This Focused Performance Weblog is a "business management blog" containing links and commentary related primarily to organizational effectiveness with a "Theory of Constraints" perspective. TOC is noted for its applications in Project Management and Multi-Project Management (Critical Chain) and Operations Management (Drum-Buffer-Rope), as well as in Marketing, Strategic Planning and Change Management (TOC Thinking Processes). If you are on an archive page, current postings are found here.
Friday, July 19, 2002
Project Management, Its Past And Its Future "Another important change, not yet complete, has been the change from the predictable model of project management to the unpredictable. In the early days we assumed that projects could be carried out in accordance with the original plan if the planning was good enough. We assumed that project clients would not change their minds about what they wanted. If they did, it messed up our projects and it was their fault. We tried to impose design freezes. We assumed that the client's objectives, his organisation and his people would not change whilst we did their project. We assumed that our own objectives, organisation and people would not change. We did not do risk management because we had thought of everything and everything was predictable.
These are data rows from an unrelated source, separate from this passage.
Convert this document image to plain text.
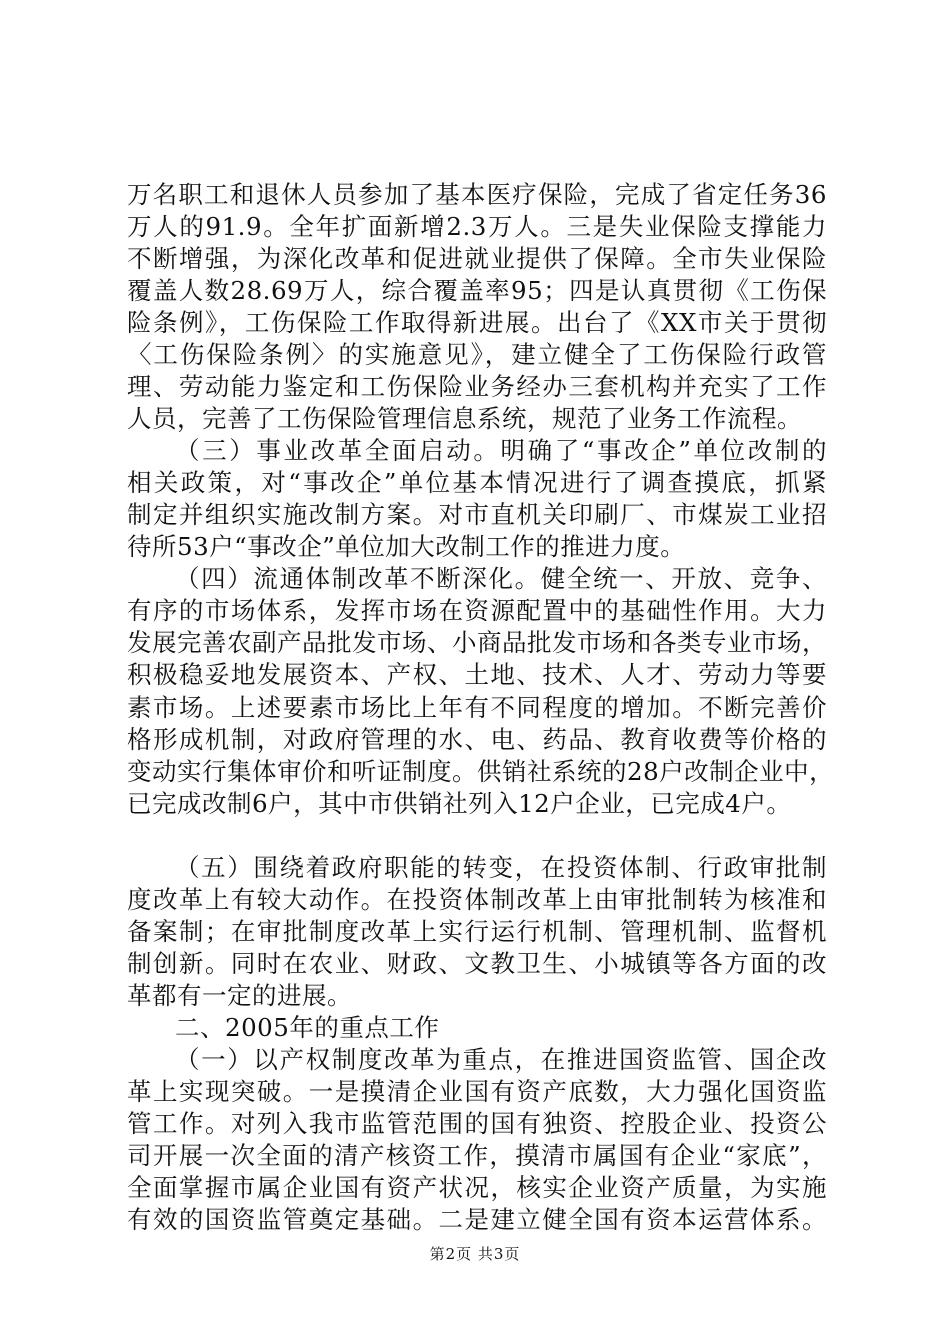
万名职工和退休人员参加了基本医疗保险，完成了省定任务36
万人的91.9。全年扩面新增2.3万人。三是失业保险支撑能力
不断增强，为深化改革和促进就业提供了保障。全市失业保险
覆盖人数28.69万人，综合覆盖率95；四是认真贯彻《工伤保
险条例》，工伤保险工作取得新进展。出台了《XX市关于贯彻
〈工伤保险条例〉的实施意见》，建立健全了工伤保险行政管
理、劳动能力鉴定和工伤保险业务经办三套机构并充实了工作
人员，完善了工伤保险管理信息系统，规范了业务工作流程。
（三）事业改革全面启动。明确了“事改企”单位改制的
相关政策，对“事改企”单位基本情况进行了调查摸底，抓紧
制定并组织实施改制方案。对市直机关印刷厂、市煤炭工业招
待所53户“事改企”单位加大改制工作的推进力度。
（四）流通体制改革不断深化。健全统一、开放、竞争、
有序的市场体系，发挥市场在资源配置中的基础性作用。大力
发展完善农副产品批发市场、小商品批发市场和各类专业市场，
积极稳妥地发展资本、产权、土地、技术、人才、劳动力等要
素市场。上述要素市场比上年有不同程度的增加。不断完善价
格形成机制，对政府管理的水、电、药品、教育收费等价格的
变动实行集体审价和听证制度。供销社系统的28户改制企业中，
已完成改制6户，其中市供销社列入12户企业，已完成4户。
（五）围绕着政府职能的转变，在投资体制、行政审批制
度改革上有较大动作。在投资体制改革上由审批制转为核准和
备案制；在审批制度改革上实行运行机制、管理机制、监督机
制创新。同时在农业、财政、文教卫生、小城镇等各方面的改
革都有一定的进展。
二、2005年的重点工作
（一）以产权制度改革为重点，在推进国资监管、国企改
革上实现突破。一是摸清企业国有资产底数，大力强化国资监
管工作。对列入我市监管范围的国有独资、控股企业、投资公
司开展一次全面的清产核资工作，摸清市属国有企业“家底”，
全面掌握市属企业国有资产状况，核实企业资产质量，为实施
有效的国资监管奠定基础。二是建立健全国有资本运营体系。
第2页 共3页
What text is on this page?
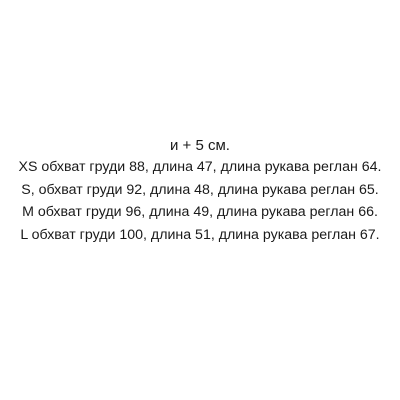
и + 5 см.
XS обхват груди 88, длина 47, длина рукава реглан 64.
S, обхват груди 92, длина 48, длина рукава реглан 65.
M обхват груди 96, длина 49, длина рукава реглан 66.
L обхват груди 100, длина 51, длина рукава реглан 67.
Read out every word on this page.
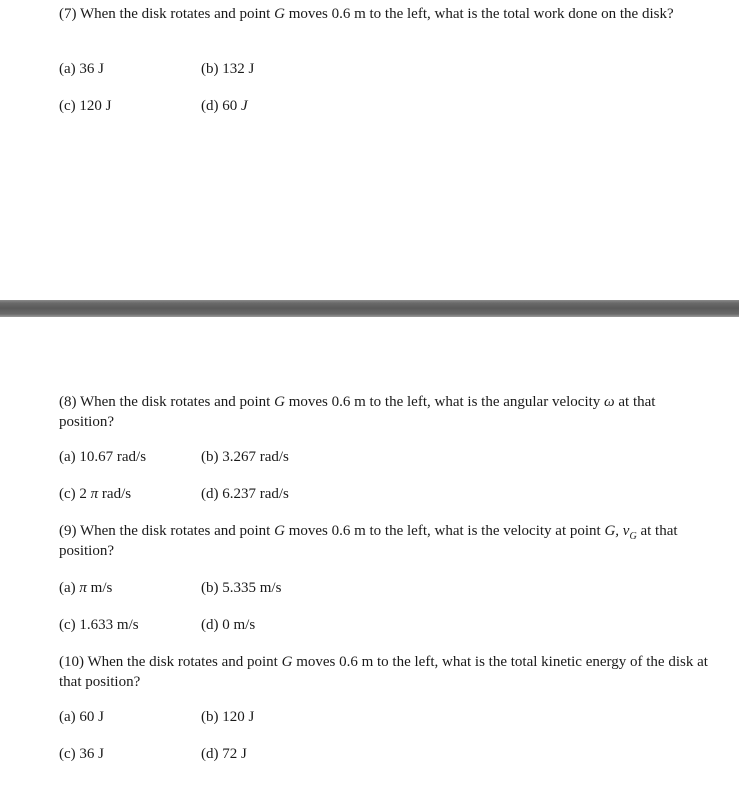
(7) When the disk rotates and point G moves 0.6 m to the left, what is the total work done on the disk?

(a) 36 J	(b) 132 J
(c) 120 J	(d) 60 J

(8) When the disk rotates and point G moves 0.6 m to the left, what is the angular velocity ω at that position?

(a) 10.67 rad/s	(b) 3.267 rad/s
(c) 2 π rad/s	(d) 6.237 rad/s

(9) When the disk rotates and point G moves 0.6 m to the left, what is the velocity at point G, $v_G$ at that position?

(a) π m/s	(b) 5.335 m/s
(c) 1.633 m/s	(d) 0 m/s

(10) When the disk rotates and point G moves 0.6 m to the left, what is the total kinetic energy of the disk at that position?

(a) 60 J	(b) 120 J
(c) 36 J	(d) 72 J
"The rejection of this stable model has begun in project management but still has a way to go. I still find people who feel upset if we change the original plan and if the client changes his mind about his objectives. The unstable model says that a real project manager will change the plan whenever a better one for finishing the project can be established. A really good project manager will happily accommodate as many changes as the client wants in his objectives. It's his project and he can do whatever the changes in his world dictate. Every project is somebody else's sub-project. Our project is only a sub-project for him.
"A project plan is a series of forecasts, all of which are likely to be wrong - some not so far wrong that it matters, but many quite a lot wrong. And every project will get its ration of unexpected problems. We must manage the risks effectively and expect our project to change. The unstable model is the real one. "
This link is the text of the same keynote that I saw in Hong Kong in March, 2002 at World Project Management Week. Read it, it's worth it.